December 30, 2020
By St. Peter’s Health Clinical Pharmacy Manager Tom Richardson, PharmD, BCIDP and Hospitalist and Infectious Disease Specialist Dr. Anne Anglim
In 1796, Scotsman Edward Jenner was the first to show how a vaccine can save lives. Since then, vaccines have saved hundreds of millions of lives, with technology refined over the centuries. In this year, new vaccines are giving us hope.
For the past ten months, we've all made personal sacrifices for the greater good and they have saved lives.
Many have heard about mRNA COVID-19 vaccines manufactured by both Pfizer and Moderna. There is accurate information available, but there is also a lot of misinformation.
Here are some answers to common questions:
What are the differences between the Modern and Pfizer vaccines?
The two vaccines are very similar. The vaccines have shown almost 95% protection against COVID-19 seven to 10 days after the second dose, and carry similar side effects. At this time, the best vaccine is the one that's available to you as soon as possible. There is no evidence that one is better than the other!
What is an mRNA vaccine? Can the virus mRNA affect human DNA?
mRNA – or messenger RNA – is a molecule, not a living thing. It provides a code for a cell to follow to make a protein specific to the virus. Since this protein is unique to the virus your body recognizes it as foreign and develops antibodies. mRNA vaccines do not enter the nucleus of cells and in fact disappears completely from the body in less than a day.
What are the side effects that people may experience?
St. Peter's Health has now vaccinated over one thousand employees. The vast majority have had effects no more severe than sore arms, headaches, and tiredness, lasting less than 24-36 hours. Side effects could be more pronounced after the second shot. Side effects, though, are good news. They mean the vaccine is working, and the body is recognizing the vaccine and is building protective antibodies.
Allergic reactions after receiving the COVID-19 vaccine have made headlines. Allergic reactions are a very, very small risk with any vaccine. If you have a history of anaphylaxis to any of the vaccine ingredients you should talk with your provider before getting vaccinated. Those with a history of severe food, drug, or other allergies can get vaccinated. Health care providers will be ready to deal with any adverse effects that may happen.
Why do we need two shots?
Studies show you only receive partial protection after the first shot. The second shot is absolutely necessary; only after the second shot are you realizing the 95% protection rate you read about in the news.
Should people who are pregnant or lactating consider getting the vaccine?
This is a gray area at this time. Pregnancy and lactation aren't a disqualifier but clinical studies did not include pregnant women. Pregnant and lactating women need to weigh the risks/benefits of getting the vaccine vs. getting COVID-19 infection. Please speak with your medical provider to ensure you are making an informed decision.

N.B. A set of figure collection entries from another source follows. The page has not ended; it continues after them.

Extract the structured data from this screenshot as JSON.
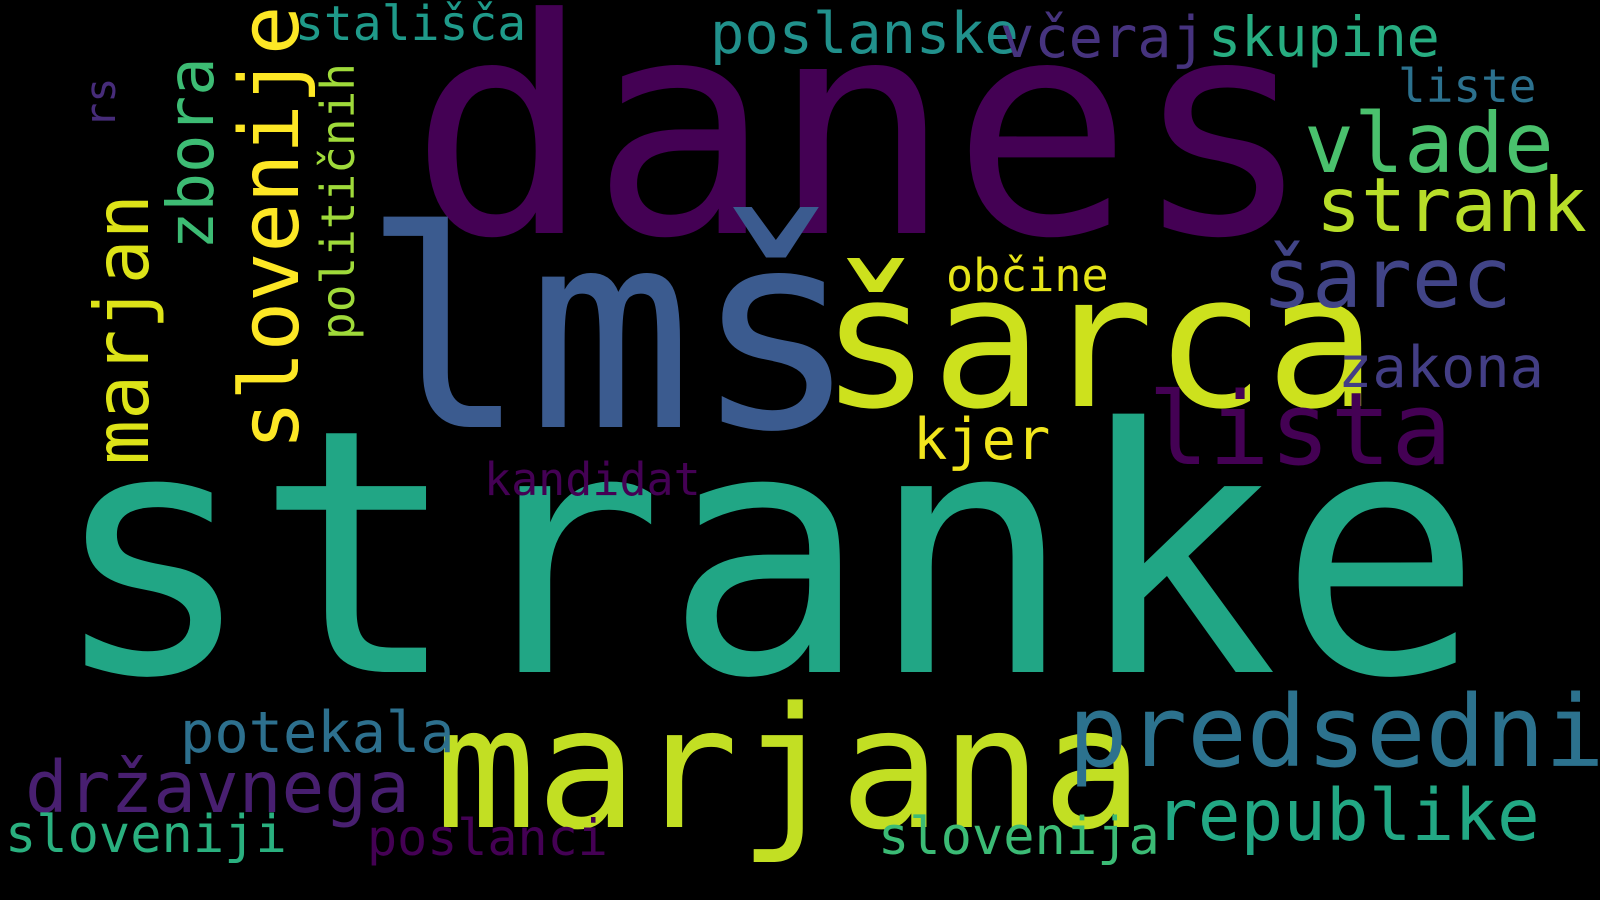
{
  "words": [
    {
      "text": "stranke",
      "color": "#21a685",
      "orientation": "horizontal"
    },
    {
      "text": "danes",
      "color": "#440154",
      "orientation": "horizontal"
    },
    {
      "text": "lmš",
      "color": "#3b5b8f",
      "orientation": "horizontal"
    },
    {
      "text": "šarca",
      "color": "#cde11d",
      "orientation": "horizontal"
    },
    {
      "text": "marjana",
      "color": "#c2df23",
      "orientation": "horizontal"
    },
    {
      "text": "predsednik",
      "color": "#2c728e",
      "orientation": "horizontal"
    },
    {
      "text": "slovenije",
      "color": "#fde725",
      "orientation": "vertical"
    },
    {
      "text": "marjan",
      "color": "#dde318",
      "orientation": "vertical"
    },
    {
      "text": "lista",
      "color": "#440154",
      "orientation": "horizontal"
    },
    {
      "text": "šarec",
      "color": "#414487",
      "orientation": "horizontal"
    },
    {
      "text": "vlade",
      "color": "#4ac16d",
      "orientation": "horizontal"
    },
    {
      "text": "strank",
      "color": "#b8de29",
      "orientation": "horizontal"
    },
    {
      "text": "zbora",
      "color": "#3dbc74",
      "orientation": "vertical"
    },
    {
      "text": "republike",
      "color": "#22a884",
      "orientation": "horizontal"
    },
    {
      "text": "državnega",
      "color": "#481f70",
      "orientation": "horizontal"
    },
    {
      "text": "potekala",
      "color": "#2d708e",
      "orientation": "horizontal"
    },
    {
      "text": "poslanske",
      "color": "#21918c",
      "orientation": "horizontal"
    },
    {
      "text": "skupine",
      "color": "#27ad81",
      "orientation": "horizontal"
    },
    {
      "text": "včeraj",
      "color": "#46337e",
      "orientation": "horizontal"
    },
    {
      "text": "zakona",
      "color": "#433e85",
      "orientation": "horizontal"
    },
    {
      "text": "kjer",
      "color": "#f1e51d",
      "orientation": "horizontal"
    },
    {
      "text": "občine",
      "color": "#e5e419",
      "orientation": "horizontal"
    },
    {
      "text": "sloveniji",
      "color": "#2ab07f",
      "orientation": "horizontal"
    },
    {
      "text": "slovenija",
      "color": "#3bbb75",
      "orientation": "horizontal"
    },
    {
      "text": "poslanci",
      "color": "#440154",
      "orientation": "horizontal"
    },
    {
      "text": "stališča",
      "color": "#1f9a8a",
      "orientation": "horizontal"
    },
    {
      "text": "političnih",
      "color": "#9fda3a",
      "orientation": "vertical"
    },
    {
      "text": "liste",
      "color": "#2c718e",
      "orientation": "horizontal"
    },
    {
      "text": "kandidat",
      "color": "#440154",
      "orientation": "horizontal"
    },
    {
      "text": "rs",
      "color": "#472c7a",
      "orientation": "vertical"
    }
  ]
}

If I've had COVID-19, should I still get the vaccine?
Yes! People who have had COVID-19 do receive some immunity from the virus. However, this immunity may only last around three months. Vaccination will provide longer and possibly better protection. If you've had COVID-19, you can and should still get vaccinated.
Why do we still need to take preventative measures if we get vaccinated?
We know that the vaccine is extremely effective because it will prevent you from getting sick. However, we do not know if the vaccine prevents you from giving the virus to others. Wearing masks and following other prevention measures helps protect you, others and the community.
Should we be worried about the speed at which the vaccine was developed?
It is normal to have questions about the COVID-19 vaccine, especially since it was created so rapidly. St. Peter’s Health endorses the process which led to these vaccines' release. No steps were skipped. In the years since Jenner applied the first rudimentary vaccine, a worldwide commitment to improving vaccine science has brought humanity this immense achievement.
So here's our final ask:
- Keep up the preventative measures as vaccination will not eliminate risks of virus transmission. Wear a mask, avoid large gatherings, be careful with others, stay home when sick (unless seeking medical care), and practice good hand hygiene and physical distancing. We must continue to embrace effective, everyday measures to slow the spread and save lives as the vaccine is distributed in the coming months.
- Please educate yourself and do not spread misinformation. Seek trusted information from respected medical associations and the CDC. Talk with your local provider or pharmacists. Be careful with what you share via social media. Misinformation spreads quickly.
- Consider getting vaccinated when it is available to you. Any of the available COVID-19 vaccines are safe and effective so we recommend getting whichever is made available to you in the coming months. For the vast majority, benefits outweigh any associated risks.